WASHINGTON—The Treasury Department is set to clarify that only cryptocurrency companies it considers brokers will need to comply with proposed IRS reporting requirements, aiming to quell concerns over a provision in the bipartisan infrastructure bill passed by the Senate.
Among those that have expressed concerns over the proposed reporting have been credit unions, with both national trade groups issuing statements opposing the plan.
In addition, firms key to the nearly $2-trillion crypto market – from developers and miners to hardware and software providers – won’t have any new requirements, so long as they don’t also act as brokers, according to a Treasury official, Bloomberg reported.
$28 Billion Estimate
According to Treasury, the guidance won’t grant blanket exemptions based on how firms identify themselves and instead will focus on whether a firm’s activities qualify it as a broker under the tax code, the official said on condition of anonymity.

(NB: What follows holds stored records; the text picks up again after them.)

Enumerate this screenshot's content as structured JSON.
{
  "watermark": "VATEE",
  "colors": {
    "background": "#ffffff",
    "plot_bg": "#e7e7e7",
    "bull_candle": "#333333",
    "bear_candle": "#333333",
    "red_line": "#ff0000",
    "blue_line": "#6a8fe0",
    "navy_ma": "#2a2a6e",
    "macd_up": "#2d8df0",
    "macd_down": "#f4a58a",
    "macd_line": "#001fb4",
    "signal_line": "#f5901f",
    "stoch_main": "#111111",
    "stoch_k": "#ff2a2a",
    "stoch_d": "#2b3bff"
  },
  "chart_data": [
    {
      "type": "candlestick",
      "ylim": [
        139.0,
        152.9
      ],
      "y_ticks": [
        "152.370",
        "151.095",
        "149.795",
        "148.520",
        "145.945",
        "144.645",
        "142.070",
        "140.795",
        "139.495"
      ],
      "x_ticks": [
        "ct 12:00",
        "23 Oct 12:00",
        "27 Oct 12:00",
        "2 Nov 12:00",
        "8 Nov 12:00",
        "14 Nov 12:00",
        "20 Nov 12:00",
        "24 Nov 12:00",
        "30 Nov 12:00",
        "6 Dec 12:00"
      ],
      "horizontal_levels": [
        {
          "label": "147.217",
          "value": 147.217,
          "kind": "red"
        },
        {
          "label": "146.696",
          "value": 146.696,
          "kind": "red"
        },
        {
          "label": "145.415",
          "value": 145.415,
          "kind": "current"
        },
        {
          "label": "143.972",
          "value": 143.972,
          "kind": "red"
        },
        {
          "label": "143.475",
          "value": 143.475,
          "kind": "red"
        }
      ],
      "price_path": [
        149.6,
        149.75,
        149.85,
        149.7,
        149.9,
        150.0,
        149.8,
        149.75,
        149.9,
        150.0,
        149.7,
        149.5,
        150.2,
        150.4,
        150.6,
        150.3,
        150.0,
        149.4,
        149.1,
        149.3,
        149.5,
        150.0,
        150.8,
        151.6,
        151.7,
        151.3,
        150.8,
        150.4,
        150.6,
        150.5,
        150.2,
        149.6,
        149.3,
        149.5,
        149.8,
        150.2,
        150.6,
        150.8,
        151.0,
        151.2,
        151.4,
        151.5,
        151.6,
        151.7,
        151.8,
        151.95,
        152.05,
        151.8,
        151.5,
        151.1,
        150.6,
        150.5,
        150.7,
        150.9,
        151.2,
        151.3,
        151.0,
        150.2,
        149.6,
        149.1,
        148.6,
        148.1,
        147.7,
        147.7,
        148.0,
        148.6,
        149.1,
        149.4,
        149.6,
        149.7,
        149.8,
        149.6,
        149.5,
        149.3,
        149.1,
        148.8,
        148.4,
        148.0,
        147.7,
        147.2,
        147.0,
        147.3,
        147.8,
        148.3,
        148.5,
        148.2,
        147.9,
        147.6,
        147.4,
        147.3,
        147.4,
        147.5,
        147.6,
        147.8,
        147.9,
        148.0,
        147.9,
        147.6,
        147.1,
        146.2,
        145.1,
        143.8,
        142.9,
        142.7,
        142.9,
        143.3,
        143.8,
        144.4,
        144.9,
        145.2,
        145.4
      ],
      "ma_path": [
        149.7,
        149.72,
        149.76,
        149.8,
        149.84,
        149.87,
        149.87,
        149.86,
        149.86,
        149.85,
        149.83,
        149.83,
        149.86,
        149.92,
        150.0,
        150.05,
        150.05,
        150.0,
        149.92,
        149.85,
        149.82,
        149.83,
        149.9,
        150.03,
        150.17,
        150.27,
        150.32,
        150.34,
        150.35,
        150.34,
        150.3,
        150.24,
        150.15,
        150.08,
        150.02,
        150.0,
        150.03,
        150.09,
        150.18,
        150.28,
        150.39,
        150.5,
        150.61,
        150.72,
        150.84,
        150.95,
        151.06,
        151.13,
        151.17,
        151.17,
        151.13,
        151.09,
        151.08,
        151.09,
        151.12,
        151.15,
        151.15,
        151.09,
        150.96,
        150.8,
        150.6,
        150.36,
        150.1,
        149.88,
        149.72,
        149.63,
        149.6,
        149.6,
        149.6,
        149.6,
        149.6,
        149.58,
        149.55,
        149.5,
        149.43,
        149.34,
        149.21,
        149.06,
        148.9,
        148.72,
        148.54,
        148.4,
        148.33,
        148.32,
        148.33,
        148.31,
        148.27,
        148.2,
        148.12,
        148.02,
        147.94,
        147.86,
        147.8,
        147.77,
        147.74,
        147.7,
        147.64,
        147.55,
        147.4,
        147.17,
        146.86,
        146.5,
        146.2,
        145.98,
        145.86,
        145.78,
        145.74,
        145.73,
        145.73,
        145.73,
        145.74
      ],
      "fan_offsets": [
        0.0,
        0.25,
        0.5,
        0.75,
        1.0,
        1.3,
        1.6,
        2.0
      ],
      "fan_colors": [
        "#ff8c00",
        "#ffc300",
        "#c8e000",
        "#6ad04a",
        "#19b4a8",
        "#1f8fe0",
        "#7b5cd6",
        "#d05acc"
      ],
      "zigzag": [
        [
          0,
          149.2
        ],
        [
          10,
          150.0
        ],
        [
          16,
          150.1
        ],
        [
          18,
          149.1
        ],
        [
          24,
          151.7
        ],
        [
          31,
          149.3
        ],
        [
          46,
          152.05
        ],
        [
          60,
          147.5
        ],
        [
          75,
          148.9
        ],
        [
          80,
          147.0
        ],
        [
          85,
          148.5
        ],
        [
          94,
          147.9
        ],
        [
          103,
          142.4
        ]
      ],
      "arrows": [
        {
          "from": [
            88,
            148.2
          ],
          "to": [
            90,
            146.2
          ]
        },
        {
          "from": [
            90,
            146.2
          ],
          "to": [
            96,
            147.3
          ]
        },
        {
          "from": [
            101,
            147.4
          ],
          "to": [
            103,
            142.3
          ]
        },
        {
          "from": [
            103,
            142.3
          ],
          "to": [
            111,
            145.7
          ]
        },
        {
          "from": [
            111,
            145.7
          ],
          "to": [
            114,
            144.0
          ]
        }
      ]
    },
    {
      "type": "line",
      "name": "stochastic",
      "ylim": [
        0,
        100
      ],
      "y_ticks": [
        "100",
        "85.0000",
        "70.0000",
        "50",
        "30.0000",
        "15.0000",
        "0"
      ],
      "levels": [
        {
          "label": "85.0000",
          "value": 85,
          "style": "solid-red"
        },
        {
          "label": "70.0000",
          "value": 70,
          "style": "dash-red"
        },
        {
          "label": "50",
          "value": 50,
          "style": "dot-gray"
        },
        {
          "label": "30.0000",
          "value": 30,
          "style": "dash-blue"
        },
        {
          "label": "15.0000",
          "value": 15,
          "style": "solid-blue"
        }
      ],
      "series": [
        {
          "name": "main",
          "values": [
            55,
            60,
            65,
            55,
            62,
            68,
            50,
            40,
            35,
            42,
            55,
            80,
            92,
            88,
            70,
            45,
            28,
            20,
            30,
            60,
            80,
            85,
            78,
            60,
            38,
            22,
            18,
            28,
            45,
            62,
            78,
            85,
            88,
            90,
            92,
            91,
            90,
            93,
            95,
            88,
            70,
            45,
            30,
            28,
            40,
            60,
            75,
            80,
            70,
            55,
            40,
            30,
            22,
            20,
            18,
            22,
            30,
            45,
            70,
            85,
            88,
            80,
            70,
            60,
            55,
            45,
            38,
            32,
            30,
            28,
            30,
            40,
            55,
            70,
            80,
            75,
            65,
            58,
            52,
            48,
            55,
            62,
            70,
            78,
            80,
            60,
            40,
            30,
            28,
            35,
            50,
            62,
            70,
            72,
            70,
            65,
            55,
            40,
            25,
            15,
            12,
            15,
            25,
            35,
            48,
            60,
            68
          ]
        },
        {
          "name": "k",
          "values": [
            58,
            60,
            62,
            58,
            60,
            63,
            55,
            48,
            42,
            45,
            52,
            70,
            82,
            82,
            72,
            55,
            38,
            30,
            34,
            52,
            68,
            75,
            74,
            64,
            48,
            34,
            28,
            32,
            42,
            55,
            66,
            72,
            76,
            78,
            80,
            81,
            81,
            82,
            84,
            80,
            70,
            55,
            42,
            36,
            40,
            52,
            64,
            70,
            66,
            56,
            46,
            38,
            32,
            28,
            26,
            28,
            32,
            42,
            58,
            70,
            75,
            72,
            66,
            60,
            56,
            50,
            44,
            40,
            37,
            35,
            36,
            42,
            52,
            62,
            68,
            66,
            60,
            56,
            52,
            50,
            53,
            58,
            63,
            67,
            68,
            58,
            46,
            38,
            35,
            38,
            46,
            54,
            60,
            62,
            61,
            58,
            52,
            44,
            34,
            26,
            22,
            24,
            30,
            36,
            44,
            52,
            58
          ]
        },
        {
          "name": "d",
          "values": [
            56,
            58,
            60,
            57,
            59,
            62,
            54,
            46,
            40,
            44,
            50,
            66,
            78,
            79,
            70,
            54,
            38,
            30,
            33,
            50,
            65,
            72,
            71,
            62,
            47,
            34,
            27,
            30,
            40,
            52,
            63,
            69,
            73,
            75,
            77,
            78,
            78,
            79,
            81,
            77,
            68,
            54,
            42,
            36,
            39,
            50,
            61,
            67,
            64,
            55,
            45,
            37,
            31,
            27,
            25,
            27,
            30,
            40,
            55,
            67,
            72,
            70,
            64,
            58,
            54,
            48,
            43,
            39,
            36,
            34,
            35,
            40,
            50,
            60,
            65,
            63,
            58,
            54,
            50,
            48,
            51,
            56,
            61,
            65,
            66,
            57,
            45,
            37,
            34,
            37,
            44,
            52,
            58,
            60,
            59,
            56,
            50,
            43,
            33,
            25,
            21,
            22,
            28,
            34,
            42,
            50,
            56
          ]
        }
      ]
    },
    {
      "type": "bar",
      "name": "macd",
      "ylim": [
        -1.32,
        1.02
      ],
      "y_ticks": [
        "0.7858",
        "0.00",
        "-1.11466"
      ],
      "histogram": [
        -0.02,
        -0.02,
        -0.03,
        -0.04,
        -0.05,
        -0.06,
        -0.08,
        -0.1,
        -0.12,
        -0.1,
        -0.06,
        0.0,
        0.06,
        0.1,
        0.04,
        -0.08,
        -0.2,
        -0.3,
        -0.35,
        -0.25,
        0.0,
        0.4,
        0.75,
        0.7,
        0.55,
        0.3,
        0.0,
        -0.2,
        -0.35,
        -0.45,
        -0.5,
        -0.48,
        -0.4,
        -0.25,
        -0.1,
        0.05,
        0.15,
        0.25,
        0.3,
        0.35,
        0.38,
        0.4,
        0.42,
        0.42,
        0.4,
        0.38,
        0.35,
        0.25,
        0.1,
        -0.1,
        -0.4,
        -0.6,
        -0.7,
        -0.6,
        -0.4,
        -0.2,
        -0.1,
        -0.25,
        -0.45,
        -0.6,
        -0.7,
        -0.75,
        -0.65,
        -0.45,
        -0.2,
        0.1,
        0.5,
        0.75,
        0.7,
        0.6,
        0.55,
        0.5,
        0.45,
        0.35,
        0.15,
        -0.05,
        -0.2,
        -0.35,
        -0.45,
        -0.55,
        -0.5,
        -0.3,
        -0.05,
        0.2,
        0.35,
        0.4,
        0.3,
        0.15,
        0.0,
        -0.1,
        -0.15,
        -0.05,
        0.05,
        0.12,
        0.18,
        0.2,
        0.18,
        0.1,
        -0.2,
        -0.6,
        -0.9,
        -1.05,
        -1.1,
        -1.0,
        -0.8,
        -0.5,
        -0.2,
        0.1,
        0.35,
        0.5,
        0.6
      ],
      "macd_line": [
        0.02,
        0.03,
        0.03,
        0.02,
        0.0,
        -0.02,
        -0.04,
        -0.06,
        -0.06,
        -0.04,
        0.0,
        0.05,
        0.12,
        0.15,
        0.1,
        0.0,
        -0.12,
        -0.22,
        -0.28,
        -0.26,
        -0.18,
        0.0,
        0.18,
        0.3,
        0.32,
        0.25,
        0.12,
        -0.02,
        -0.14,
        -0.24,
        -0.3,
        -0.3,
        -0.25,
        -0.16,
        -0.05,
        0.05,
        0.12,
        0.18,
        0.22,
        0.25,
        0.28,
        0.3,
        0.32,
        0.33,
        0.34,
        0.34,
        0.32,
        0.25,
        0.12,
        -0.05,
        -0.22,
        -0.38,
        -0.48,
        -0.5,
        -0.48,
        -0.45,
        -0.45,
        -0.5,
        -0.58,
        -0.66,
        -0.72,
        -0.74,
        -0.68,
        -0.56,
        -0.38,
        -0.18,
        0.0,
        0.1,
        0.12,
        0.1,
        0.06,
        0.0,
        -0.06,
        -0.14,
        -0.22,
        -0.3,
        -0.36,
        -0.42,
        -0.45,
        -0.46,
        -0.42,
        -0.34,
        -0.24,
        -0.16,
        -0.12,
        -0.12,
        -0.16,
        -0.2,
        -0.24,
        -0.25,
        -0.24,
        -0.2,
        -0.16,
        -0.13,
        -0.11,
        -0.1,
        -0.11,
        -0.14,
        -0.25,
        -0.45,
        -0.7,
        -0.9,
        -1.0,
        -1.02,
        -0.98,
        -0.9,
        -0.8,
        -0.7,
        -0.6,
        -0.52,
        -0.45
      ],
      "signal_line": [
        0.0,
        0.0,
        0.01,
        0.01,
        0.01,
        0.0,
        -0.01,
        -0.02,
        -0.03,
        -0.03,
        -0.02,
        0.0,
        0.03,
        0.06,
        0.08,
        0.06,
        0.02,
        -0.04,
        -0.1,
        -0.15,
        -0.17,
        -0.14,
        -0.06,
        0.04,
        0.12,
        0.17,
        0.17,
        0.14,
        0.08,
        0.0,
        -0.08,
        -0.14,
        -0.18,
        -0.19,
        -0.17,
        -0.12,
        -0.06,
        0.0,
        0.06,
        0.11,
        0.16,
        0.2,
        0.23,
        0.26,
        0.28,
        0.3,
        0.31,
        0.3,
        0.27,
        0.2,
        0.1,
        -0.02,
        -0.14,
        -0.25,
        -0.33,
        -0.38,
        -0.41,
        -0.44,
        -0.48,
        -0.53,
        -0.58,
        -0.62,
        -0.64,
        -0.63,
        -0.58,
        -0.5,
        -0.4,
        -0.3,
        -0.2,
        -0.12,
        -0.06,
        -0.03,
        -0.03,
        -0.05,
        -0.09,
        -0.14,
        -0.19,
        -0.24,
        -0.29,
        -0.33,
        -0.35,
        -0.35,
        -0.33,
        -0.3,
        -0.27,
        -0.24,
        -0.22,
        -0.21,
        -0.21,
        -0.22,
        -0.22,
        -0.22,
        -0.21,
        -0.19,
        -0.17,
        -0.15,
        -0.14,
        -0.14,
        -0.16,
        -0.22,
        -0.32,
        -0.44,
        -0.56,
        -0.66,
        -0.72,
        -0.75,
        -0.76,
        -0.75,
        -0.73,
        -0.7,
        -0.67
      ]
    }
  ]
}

“The guidance, which could be made public soon, is an attempt to address concerns in the cryptocurrency industry that the $550-billion infrastructure bill would require a host of companies with ties to digital assets to report data to the Internal Revenue Service that they don’t have,” Bloomberg stated.
The tax provision, estimated to raise $28 billion over a decade, was included in the legislation as a way to help pay for new investments in roads and bridges, Bloomberg noted.